The order dismissing the defendant's petition for relief is affirmed. The defendant is not barred by State double jeopardy principles from retrial on the indictment.

Order of single justice affirmed.


[Note 1] The pathologist was allowed to testify out of order on the first day of trial before proper foundational evidence had been taken establishing who from the State crime laboratory had prepared the slides examined by the pathologist that allegedly contained the vaginal cells, or whether the samples had, in fact, come from the razor handle.

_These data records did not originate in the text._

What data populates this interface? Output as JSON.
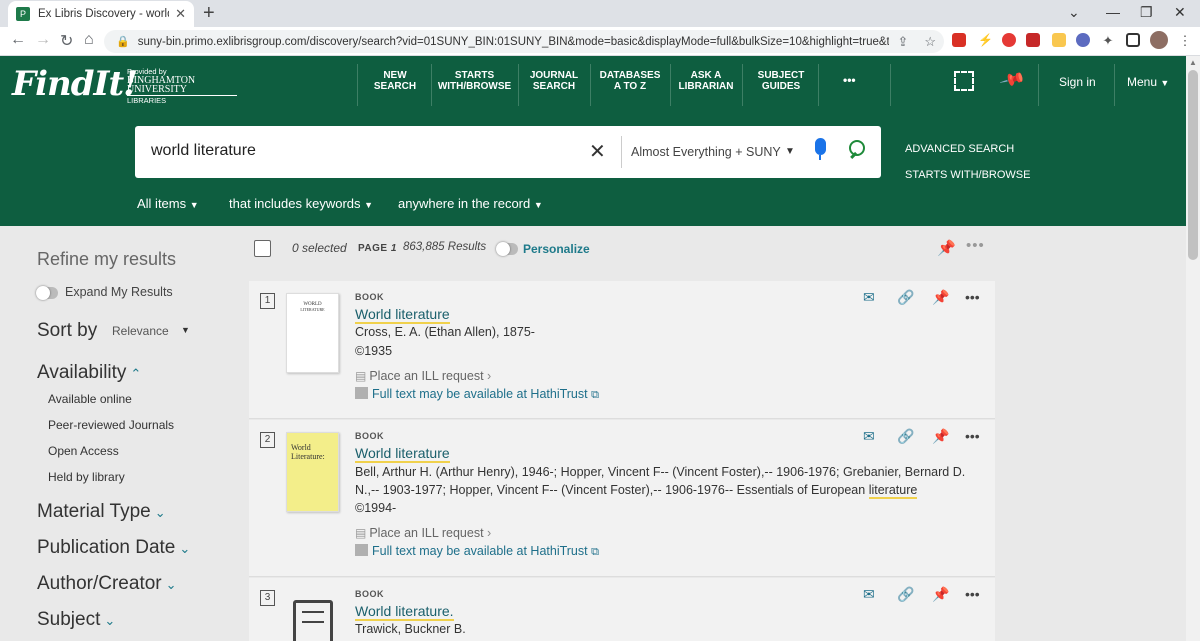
{
  "browser": {
    "tab_title": "Ex Libris Discovery - world literat",
    "url": "suny-bin.primo.exlibrisgroup.com/discovery/search?vid=01SUNY_BIN:01SUNY_BIN&mode=basic&displayMode=full&bulkSize=10&highlight=true&tab=..."
  },
  "header": {
    "logo": "FindIt!",
    "provided_by": "Provided by",
    "university": "BINGHAMTON UNIVERSITY",
    "libraries": "LIBRARIES",
    "nav": [
      {
        "line1": "NEW",
        "line2": "SEARCH"
      },
      {
        "line1": "STARTS",
        "line2": "WITH/BROWSE"
      },
      {
        "line1": "JOURNAL",
        "line2": "SEARCH"
      },
      {
        "line1": "DATABASES",
        "line2": "A TO Z"
      },
      {
        "line1": "ASK A",
        "line2": "LIBRARIAN"
      },
      {
        "line1": "SUBJECT",
        "line2": "GUIDES"
      }
    ],
    "more": "•••",
    "sign_in": "Sign in",
    "menu": "Menu"
  },
  "search": {
    "query": "world literature",
    "scope": "Almost Everything + SUNY",
    "advanced": "ADVANCED SEARCH",
    "starts_with": "STARTS WITH/BROWSE",
    "filters": [
      "All items",
      "that includes keywords",
      "anywhere in the record"
    ]
  },
  "sidebar": {
    "refine": "Refine my results",
    "expand": "Expand My Results",
    "sort_label": "Sort by",
    "sort_value": "Relevance",
    "availability": "Availability",
    "availability_items": [
      "Available online",
      "Peer-reviewed Journals",
      "Open Access",
      "Held by library"
    ],
    "facets": [
      "Material Type",
      "Publication Date",
      "Author/Creator",
      "Subject"
    ]
  },
  "toolbar": {
    "selected": "0 selected",
    "page_label": "PAGE",
    "page_num": "1",
    "results": "863,885 Results",
    "personalize": "Personalize"
  },
  "results": [
    {
      "num": "1",
      "type": "BOOK",
      "title": "World literature",
      "author": "Cross, E. A. (Ethan Allen), 1875-",
      "date": "©1935",
      "ill": "Place an ILL request",
      "hathi": "Full text may be available at HathiTrust",
      "thumb_line1": "WORLD",
      "thumb_line2": "LITERATURE"
    },
    {
      "num": "2",
      "type": "BOOK",
      "title": "World literature",
      "author_line1": "Bell, Arthur H. (Arthur Henry), 1946-; Hopper, Vincent F-- (Vincent Foster),-- 1906-1976; Grebanier, Bernard D.",
      "author_line2a": "N.,-- 1903-1977; Hopper, Vincent F-- (Vincent Foster),-- 1906-1976-- Essentials of European ",
      "author_line2b": "literature",
      "date": "©1994-",
      "ill": "Place an ILL request",
      "hathi": "Full text may be available at HathiTrust",
      "thumb_line1": "World",
      "thumb_line2": "Literature:"
    },
    {
      "num": "3",
      "type": "BOOK",
      "title": "World literature.",
      "author": "Trawick, Buckner B."
    }
  ]
}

[Note 2] The defendant points to cases from other jurisdictions that depart to some extent from the narrow rule set forth in Oregon v. Kennedy, 456 U.S. 667 (1982), and do not require a finding that the prosecutor actually intended to cause a mistrial. See State v. Kennedy, 295 Or. 260 (1983); Pool v. Superior Court, 139 Ariz. 98 (1984); Bauder v. State, 921 S.W.2d 696 (Tex. Ct. App. 1996); Commonwealth v. Smith, 532 Pa. 177 (1992); and State v. Breit, 122 N.M. 655 (1996), cited by the defendant. These cases are inapposite; all of them found some form of egregious or wrongful misconduct going well beyond mere negligence.